Quel est le risque que votre emploi soit automatisé dans les prochaines années ? questionnait une récente étude (.pdf) réalisée par un économiste et un ingénieur d’Oxford et signalée par Martin Lassard sur Triplex. Pour les auteurs, Carl Benedikt Frey et Michael Osborne, 47 % des postes décrits dans les nomenclatures professionnelles traditionnelles (soit environ 702 professions analysées) sont susceptibles d’être remplacées par des machines, des formes d’automatisation logicielles ou robotiques. Selon eux, cette évolution devrait se faire en deux temps, la première touchant principalement le secteur des transports et de la logistique, les emplois de bureaux et d’administration et les fonctions de production.
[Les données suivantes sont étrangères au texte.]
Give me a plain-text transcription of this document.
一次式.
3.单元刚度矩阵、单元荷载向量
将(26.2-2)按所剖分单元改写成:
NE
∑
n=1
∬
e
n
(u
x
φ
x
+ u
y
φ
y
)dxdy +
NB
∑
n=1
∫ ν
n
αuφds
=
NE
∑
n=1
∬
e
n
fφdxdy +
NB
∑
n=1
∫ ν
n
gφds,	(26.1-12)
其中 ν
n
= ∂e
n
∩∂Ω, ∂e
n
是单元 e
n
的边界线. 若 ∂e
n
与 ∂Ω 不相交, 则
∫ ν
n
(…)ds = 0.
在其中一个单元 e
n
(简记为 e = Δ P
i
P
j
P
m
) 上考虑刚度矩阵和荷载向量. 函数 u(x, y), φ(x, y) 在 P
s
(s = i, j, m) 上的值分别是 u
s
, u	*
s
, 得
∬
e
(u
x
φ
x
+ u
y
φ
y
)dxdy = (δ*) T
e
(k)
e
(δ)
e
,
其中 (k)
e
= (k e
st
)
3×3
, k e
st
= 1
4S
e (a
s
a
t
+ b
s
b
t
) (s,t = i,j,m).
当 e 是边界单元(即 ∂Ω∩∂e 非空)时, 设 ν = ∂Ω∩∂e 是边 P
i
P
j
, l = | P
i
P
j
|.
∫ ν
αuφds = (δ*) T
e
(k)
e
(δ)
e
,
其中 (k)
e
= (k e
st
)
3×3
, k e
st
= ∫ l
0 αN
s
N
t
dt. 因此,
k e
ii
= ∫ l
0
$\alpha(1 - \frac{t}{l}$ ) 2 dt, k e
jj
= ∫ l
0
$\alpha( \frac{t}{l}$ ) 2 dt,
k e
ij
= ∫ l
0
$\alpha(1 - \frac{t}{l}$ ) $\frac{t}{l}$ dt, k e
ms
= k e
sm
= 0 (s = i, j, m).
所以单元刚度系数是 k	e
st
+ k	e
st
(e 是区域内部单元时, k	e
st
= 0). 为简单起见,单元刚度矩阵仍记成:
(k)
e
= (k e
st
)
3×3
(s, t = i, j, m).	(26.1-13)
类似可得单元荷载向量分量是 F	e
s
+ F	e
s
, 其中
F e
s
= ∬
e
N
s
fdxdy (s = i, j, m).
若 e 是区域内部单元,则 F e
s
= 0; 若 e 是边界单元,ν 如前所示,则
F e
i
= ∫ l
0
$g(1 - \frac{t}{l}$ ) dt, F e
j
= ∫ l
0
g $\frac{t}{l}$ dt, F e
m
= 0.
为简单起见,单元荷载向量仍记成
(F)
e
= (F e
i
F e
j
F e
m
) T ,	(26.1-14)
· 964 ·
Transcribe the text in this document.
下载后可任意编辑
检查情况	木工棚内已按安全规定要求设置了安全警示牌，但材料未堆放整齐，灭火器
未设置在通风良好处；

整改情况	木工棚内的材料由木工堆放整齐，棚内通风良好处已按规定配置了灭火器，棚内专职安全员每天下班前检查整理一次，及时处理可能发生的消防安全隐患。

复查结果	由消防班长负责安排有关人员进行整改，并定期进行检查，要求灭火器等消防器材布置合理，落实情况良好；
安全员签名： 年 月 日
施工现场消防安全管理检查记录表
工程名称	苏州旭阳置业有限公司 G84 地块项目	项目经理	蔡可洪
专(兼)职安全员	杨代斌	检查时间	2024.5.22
Mais dans un second temps, l’automatisation devrait toucher des emplois dans les services, dans la vente et la construction notamment, du fait du développement de robots et logiciels capables de créativité et d’intelligence sociale.

Si « le travail humain devrait avoir encore longtemps un avantage comparatif dans les tâches qui requièrent des formes de manipulation et de perception complexes », pour les auteurs, les jobs qui nécessitent de développer de nouvelles idées sont à terme les moins susceptibles d’être affectés par l’informatisation, ce qui devrait être le cas pour les métiers du management, les affaires, la finance, l’éducation, la santé, les arts et les médias. Pour les chercheurs, l’informatisation devrait surtout porter sur des emplois peu qualifiés. Ils n’ont réalisé aucune estimation pour évaluer le nombre d’emplois touchés par l’automatisation dans les années à venir, mais ils concluent leur prédiction en expliquant que les employés peu qualifiés et les professions à bas salaires qui devraient être les plus touchées devront être réaffectés à des tâches qui ne sont pas sensibles à l’informatisation, comme celles nécessitant de l’intelligence créative et sociale, compétences qu’ils devront acquérir, rejoignant par là les conclusions d’Erik Brynjolfsson et Andrew McAfee, dans leur livre, Le second âge des machines, qui en appelaient à un sursaut éducatif.

Mais est-il si sûr que l’automatisation n’affecte que les emplois les moins qualifiés ?

La généralisation de la déqualification

Certes, le déplacement de l’emploi du fait de l’automatisation n’est pas nouveau, comme le rappelait Marc Giget aux derniers Entretiens du Monde industriel. Mais pourquoi tout le monde semble être d’accord pour laisser les machines prendre le relai ?, interrogeait Nicholas Carr sur son blog il y a quelques mois.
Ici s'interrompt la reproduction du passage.